One benefit of the IFrame method is that it works in every common browser. Two downsides of this technique are the lack of a reliable error handling method, and the impossibility of tracking the state of the request calling process.

XMLHttpRequest

The XMLHttpRequest (XHR) object, the main tool used by Ajax applications for browser–server communication, can also be pressed into service for server–browser Comet messaging, in a few different ways.

In 1995, Netscape Navigator added a feature called “server push”, which allowed servers to send new versions of an image or HTML page to that browser, as part of a multipart HTTP response (see History section, below), using the content type multipart/x-mixed-replace.
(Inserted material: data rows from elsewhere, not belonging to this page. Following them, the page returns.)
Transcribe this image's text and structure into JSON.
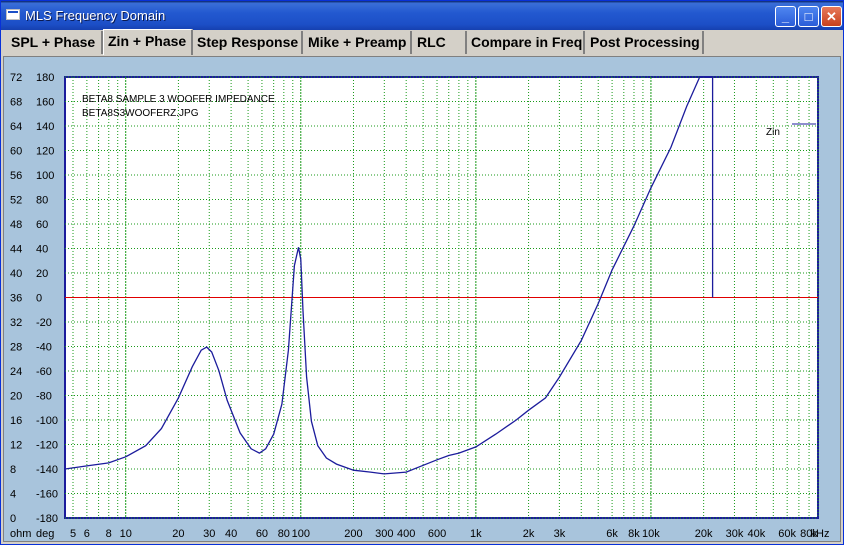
{
  "window": {
    "title": "MLS Frequency Domain",
    "buttons": {
      "minimize": "_",
      "maximize": "□",
      "close": "✕"
    }
  },
  "tabs": [
    {
      "label": "SPL + Phase",
      "active": false
    },
    {
      "label": "Zin + Phase",
      "active": true
    },
    {
      "label": "Step Response",
      "active": false
    },
    {
      "label": "Mike + Preamp",
      "active": false
    },
    {
      "label": "RLC",
      "active": false
    },
    {
      "label": "Compare in Freq",
      "active": false
    },
    {
      "label": "Post Processing",
      "active": false
    }
  ],
  "chart_data": {
    "type": "line",
    "annotations": [
      "BETA8 SAMPLE 3 WOOFER IMPEDANCE",
      "BETA8S3WOOFERZ.JPG"
    ],
    "x_scale": "log",
    "xlim": [
      4.5,
      90000
    ],
    "x_ticks": [
      5,
      6,
      8,
      10,
      20,
      30,
      40,
      60,
      80,
      100,
      200,
      300,
      400,
      600,
      1000,
      2000,
      3000,
      6000,
      8000,
      10000,
      20000,
      30000,
      40000,
      60000,
      80000
    ],
    "x_tick_labels": [
      "5",
      "6",
      "8",
      "10",
      "20",
      "30",
      "40",
      "60",
      "80",
      "100",
      "200",
      "300",
      "400",
      "600",
      "1k",
      "2k",
      "3k",
      "6k",
      "8k",
      "10k",
      "20k",
      "30k",
      "40k",
      "60k",
      "80k"
    ],
    "x_unit": "Hz",
    "y_left_label": "ohm",
    "y_left_ticks": [
      0,
      4,
      8,
      12,
      16,
      20,
      24,
      28,
      32,
      36,
      40,
      44,
      48,
      52,
      56,
      60,
      64,
      68,
      72
    ],
    "y_left_lim": [
      0,
      72
    ],
    "y_right_label": "deg",
    "y_right_ticks": [
      -180,
      -160,
      -140,
      -120,
      -100,
      -80,
      -60,
      -40,
      -20,
      0,
      20,
      40,
      60,
      80,
      100,
      120,
      140,
      160,
      180
    ],
    "grid": true,
    "legend": "top-right",
    "reference_line_deg": 0,
    "series": [
      {
        "name": "Zin",
        "color": "#1c1c9c",
        "x": [
          4.5,
          6,
          8,
          10,
          13,
          16,
          20,
          24,
          27,
          29,
          31,
          34,
          38,
          45,
          52,
          58,
          63,
          70,
          78,
          85,
          92,
          97,
          100,
          103,
          108,
          115,
          125,
          140,
          160,
          200,
          250,
          300,
          400,
          500,
          600,
          700,
          800,
          1000,
          1300,
          1700,
          2000,
          2500,
          3000,
          4000,
          5000,
          6000,
          8000,
          10000,
          13000,
          16000,
          19000,
          20000,
          21000,
          22500,
          22500
        ],
        "y": [
          8.0,
          8.5,
          9.0,
          10.0,
          11.8,
          14.6,
          19.6,
          24.7,
          27.4,
          27.9,
          27.1,
          24.1,
          19.2,
          13.9,
          11.3,
          10.6,
          11.3,
          13.7,
          18.6,
          27.4,
          41.2,
          44.2,
          42.2,
          33.8,
          23.0,
          15.8,
          11.8,
          9.8,
          8.8,
          7.8,
          7.5,
          7.2,
          7.5,
          8.6,
          9.5,
          10.2,
          10.6,
          11.6,
          13.7,
          16.0,
          17.6,
          19.6,
          23.0,
          29.0,
          35.0,
          40.5,
          47.7,
          53.9,
          60.5,
          67.2,
          72.0,
          72.0,
          72.0,
          72.0,
          36.0
        ]
      }
    ]
  },
  "labels": {
    "legend_zin": "Zin",
    "unit_khz": "kHz",
    "ohm": "ohm",
    "deg": "deg"
  }
}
Since 2004, Gecko-based browsers such as Firefox accept multipart responses to XHR, which can therefore be used as a streaming Comet transport.[9] On the server side, each message is encoded as a separate portion of the multipart response, and on the client, the callback function provided to the XHR onreadystatechange function will be called as each message arrives. This functionality is only included in Gecko-based browsers, though there is discussion of adding it to Webkit.
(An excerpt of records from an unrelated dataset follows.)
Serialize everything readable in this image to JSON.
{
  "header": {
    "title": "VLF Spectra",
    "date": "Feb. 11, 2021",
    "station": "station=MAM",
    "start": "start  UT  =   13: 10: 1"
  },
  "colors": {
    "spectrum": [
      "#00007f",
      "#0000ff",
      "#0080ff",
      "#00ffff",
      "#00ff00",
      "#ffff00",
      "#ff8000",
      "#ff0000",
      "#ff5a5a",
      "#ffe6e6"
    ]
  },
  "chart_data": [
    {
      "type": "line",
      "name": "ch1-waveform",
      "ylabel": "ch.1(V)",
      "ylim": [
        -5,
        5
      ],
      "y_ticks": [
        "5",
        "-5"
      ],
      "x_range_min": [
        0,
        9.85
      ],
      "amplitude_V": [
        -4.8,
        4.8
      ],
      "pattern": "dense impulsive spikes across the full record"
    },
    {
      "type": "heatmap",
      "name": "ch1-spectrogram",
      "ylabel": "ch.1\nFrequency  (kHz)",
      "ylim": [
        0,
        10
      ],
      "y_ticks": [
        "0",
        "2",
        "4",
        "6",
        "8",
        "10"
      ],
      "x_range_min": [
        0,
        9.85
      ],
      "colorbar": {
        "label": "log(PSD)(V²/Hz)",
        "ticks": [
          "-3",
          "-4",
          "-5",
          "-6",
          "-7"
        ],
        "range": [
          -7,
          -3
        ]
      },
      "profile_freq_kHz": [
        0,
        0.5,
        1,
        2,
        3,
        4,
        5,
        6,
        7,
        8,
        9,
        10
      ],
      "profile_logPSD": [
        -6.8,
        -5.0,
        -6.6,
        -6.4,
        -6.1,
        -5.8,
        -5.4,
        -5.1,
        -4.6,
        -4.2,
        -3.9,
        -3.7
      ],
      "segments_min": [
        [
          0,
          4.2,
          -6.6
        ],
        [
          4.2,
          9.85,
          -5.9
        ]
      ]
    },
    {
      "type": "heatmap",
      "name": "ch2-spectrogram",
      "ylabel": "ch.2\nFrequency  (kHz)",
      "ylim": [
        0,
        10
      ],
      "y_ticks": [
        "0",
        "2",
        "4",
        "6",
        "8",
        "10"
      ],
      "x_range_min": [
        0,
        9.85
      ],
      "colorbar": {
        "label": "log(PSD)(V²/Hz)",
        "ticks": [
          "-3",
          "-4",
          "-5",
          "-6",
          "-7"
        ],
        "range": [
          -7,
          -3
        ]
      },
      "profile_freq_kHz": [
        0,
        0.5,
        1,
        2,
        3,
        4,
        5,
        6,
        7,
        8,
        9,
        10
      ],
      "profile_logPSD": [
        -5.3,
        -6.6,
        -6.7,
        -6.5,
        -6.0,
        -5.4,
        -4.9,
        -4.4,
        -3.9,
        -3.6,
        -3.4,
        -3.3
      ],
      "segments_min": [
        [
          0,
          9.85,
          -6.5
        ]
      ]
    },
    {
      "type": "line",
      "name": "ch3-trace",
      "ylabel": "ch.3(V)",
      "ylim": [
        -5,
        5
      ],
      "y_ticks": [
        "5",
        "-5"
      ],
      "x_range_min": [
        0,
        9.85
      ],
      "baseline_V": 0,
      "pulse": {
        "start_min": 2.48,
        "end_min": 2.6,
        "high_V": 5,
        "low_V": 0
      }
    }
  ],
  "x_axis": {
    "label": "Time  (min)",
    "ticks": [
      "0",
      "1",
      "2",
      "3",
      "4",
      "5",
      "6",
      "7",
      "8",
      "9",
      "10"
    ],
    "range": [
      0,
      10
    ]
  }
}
Instead of creating a multipart response, and depending on the browser to transparently parse each event, it is also possible to generate a custom data format for an XHR response, and parse out each event using browser-side JavaScript, relying only on the browser firing the onreadystatechange callback each time it receives new data.

Ajax with long polling

None of the above streaming transports works across all modern browsers without causing negative side-effects in any—forcing Comet developers to implement several complex streaming transports, switching between them depending on the browser. Consequently many Comet applications instead opt for long polling, which is easier to implement on the browser side, and works, at minimum, in every browser that supports XHR. As the name suggests, long polling requires the client to poll the server for an event (or set of events). The browser makes an Ajax-style request to the server, which is kept open until the server has new data to send to the browser, which is sent to the browser in a complete response. The browser initiates a new long polling request in order to obtain subsequent events.
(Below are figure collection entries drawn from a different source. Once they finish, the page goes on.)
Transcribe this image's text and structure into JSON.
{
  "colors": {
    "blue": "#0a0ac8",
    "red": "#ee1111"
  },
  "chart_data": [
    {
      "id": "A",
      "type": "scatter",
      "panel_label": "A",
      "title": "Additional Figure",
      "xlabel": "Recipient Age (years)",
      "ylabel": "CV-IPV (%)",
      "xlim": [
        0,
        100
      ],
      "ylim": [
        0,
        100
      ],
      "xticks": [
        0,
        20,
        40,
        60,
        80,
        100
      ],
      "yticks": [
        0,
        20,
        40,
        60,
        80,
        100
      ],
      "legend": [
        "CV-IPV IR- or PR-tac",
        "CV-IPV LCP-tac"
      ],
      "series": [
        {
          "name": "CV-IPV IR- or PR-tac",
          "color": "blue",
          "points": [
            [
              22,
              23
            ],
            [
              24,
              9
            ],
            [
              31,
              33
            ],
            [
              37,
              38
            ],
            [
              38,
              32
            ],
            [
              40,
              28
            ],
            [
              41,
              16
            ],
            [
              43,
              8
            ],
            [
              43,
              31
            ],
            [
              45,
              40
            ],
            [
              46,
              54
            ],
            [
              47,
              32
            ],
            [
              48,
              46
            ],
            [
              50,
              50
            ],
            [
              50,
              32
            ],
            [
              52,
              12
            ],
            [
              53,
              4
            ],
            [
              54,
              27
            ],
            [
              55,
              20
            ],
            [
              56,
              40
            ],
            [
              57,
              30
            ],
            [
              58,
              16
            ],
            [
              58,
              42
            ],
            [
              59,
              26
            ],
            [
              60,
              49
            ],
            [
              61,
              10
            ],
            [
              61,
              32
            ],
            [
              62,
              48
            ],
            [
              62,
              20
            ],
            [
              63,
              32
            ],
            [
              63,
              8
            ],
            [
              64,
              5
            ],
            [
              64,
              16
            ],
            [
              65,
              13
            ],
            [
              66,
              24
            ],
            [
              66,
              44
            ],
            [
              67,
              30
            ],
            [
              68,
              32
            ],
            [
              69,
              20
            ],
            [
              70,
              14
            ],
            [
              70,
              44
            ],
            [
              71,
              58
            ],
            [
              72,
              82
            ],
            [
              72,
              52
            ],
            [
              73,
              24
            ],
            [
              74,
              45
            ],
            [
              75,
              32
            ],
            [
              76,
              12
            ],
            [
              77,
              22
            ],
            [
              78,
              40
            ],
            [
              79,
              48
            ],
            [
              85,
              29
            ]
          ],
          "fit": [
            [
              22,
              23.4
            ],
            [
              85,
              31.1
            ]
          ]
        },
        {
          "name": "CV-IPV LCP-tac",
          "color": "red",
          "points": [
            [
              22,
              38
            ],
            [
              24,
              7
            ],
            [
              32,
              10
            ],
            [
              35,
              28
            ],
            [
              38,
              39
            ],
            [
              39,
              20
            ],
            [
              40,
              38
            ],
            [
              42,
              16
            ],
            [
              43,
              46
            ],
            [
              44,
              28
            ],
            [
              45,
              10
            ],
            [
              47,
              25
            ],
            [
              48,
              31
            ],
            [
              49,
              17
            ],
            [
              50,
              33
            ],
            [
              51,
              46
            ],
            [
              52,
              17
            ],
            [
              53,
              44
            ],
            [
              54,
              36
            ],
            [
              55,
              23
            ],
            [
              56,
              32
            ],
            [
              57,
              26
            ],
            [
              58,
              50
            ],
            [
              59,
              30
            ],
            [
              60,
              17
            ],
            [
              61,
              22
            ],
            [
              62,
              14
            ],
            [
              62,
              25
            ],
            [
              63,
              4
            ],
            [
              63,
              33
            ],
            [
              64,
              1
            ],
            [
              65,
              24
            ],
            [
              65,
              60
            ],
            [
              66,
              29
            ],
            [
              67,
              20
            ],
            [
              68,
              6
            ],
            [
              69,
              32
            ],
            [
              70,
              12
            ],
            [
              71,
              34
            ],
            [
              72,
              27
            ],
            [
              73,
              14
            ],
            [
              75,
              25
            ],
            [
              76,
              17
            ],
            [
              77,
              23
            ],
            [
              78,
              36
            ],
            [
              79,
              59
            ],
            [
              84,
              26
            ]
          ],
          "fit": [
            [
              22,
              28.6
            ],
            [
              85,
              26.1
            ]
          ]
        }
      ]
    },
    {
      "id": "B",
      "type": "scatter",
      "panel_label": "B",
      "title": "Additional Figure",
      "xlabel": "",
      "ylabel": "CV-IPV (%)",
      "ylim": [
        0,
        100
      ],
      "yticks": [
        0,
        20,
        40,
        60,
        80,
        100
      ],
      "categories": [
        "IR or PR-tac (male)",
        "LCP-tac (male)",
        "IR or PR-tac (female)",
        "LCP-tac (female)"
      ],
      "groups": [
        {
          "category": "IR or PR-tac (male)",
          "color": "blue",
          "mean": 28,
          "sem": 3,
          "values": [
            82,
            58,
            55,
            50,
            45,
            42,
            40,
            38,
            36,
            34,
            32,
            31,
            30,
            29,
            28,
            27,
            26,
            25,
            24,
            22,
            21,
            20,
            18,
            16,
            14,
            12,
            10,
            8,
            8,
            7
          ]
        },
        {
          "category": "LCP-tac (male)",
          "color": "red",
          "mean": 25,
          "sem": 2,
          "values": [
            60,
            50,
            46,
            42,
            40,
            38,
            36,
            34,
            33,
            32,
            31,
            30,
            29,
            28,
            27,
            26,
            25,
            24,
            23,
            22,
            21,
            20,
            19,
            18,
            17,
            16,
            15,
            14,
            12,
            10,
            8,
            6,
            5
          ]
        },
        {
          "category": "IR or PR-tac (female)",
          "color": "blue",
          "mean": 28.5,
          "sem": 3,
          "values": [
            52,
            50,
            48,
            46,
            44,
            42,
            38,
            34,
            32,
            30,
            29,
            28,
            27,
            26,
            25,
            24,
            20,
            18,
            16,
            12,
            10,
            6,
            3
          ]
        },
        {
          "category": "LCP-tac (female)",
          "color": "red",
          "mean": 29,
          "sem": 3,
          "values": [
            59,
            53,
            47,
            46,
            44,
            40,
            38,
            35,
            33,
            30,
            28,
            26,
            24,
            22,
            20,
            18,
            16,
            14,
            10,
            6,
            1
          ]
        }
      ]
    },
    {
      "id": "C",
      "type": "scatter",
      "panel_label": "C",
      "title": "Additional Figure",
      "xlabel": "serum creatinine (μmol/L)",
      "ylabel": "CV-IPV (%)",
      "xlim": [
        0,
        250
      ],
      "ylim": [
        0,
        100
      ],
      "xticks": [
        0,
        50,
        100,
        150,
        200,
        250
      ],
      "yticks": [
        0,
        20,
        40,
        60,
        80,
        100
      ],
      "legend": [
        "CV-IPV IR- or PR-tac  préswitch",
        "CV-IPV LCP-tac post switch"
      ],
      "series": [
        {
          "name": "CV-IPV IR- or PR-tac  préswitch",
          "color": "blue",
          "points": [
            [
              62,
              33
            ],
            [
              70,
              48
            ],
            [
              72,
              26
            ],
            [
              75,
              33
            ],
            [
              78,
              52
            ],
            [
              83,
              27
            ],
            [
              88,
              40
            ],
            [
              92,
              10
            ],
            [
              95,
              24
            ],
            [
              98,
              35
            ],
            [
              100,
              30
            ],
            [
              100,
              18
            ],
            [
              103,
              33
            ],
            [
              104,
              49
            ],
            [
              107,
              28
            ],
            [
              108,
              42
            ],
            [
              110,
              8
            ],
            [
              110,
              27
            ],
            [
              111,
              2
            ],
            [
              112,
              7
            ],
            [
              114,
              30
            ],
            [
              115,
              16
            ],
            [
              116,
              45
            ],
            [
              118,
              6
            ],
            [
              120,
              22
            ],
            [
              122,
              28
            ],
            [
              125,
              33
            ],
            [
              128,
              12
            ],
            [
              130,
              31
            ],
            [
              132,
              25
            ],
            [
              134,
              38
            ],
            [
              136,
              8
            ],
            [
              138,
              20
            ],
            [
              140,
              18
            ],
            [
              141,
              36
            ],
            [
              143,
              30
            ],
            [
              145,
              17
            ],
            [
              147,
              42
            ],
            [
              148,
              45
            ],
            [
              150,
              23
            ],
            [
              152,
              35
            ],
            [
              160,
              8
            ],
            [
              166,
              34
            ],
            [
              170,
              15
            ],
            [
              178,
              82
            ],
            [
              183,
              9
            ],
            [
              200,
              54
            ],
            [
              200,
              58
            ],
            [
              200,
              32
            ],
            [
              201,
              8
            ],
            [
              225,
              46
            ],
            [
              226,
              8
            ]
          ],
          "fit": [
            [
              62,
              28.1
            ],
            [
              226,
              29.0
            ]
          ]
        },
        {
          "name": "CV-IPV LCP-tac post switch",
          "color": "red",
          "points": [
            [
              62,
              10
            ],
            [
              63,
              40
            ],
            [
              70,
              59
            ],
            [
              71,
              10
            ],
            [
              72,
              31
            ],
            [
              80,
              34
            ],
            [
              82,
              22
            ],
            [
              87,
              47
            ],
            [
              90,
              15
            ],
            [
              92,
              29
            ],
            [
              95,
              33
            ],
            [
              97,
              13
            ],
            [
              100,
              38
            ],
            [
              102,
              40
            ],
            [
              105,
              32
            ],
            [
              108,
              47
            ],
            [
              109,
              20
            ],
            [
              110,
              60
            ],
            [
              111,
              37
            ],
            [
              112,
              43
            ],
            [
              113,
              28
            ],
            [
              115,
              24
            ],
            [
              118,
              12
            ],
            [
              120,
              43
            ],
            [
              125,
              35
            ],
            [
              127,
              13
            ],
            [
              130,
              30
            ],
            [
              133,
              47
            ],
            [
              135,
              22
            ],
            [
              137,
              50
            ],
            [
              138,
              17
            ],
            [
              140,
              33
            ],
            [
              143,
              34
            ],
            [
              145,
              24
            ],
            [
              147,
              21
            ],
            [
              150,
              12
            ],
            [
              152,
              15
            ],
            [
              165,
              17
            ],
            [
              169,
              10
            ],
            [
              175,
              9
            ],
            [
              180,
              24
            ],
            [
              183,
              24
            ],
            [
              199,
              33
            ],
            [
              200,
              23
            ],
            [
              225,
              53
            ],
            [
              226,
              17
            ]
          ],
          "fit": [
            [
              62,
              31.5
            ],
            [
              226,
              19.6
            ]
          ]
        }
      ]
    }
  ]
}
Specific technologies for accomplishing long-polling include the following.

XMLHttpRequest long polling

For the most part, XMLHttpRequest long polling works like any standard use of XHR. The browser makes an asynchronous request of the server, which may wait for data to be available before responding. The response can contain encoded data (typically XML or JSON) or Javascript to be executed by the client. At the end of the processing of the response, the browser creates and sends another XHR, to await the next event. Thus the browser always keeps a request outstanding with the server, to be answered as each event occurs.

Script tag long polling

While any Comet transport can be made to work across subdomains, none of the above transports can be used across different second-level domains (SLDs), due to browser security policies designed to prevent cross-site scripting attacks.[11] That is, if the main web page is served from one SLD, and the Comet server is located at another SLD, Comet events cannot be used to modify the HTML and DOM of the main page, using those transports. This problem can be side-stepped by creating a proxy server in front of one or both sources, making them appear to originate from the same domain. However, this is often undesirable for complexity or performance reasons.

Unlike IFrames or XMLHttpRequest objects, script tags can be pointed at any URI, and JavaScript code in the response will be executed in the current HTML document. This creates a potential security risk for both servers involved, though the risk to the data provider (in our case, the Comet server) can be avoided using JSONP.

A long-polling Comet transport can be created by dynamically creating script elements, and setting their source to the location of the Comet server, which then sends back JavaScript (or JSONP) with some event as its payload. Each time the script request is completed, the browser opens a new one, just as in the XHR long polling case. This method has the advantage of being cross-browser while still allowing cross-domain implementations.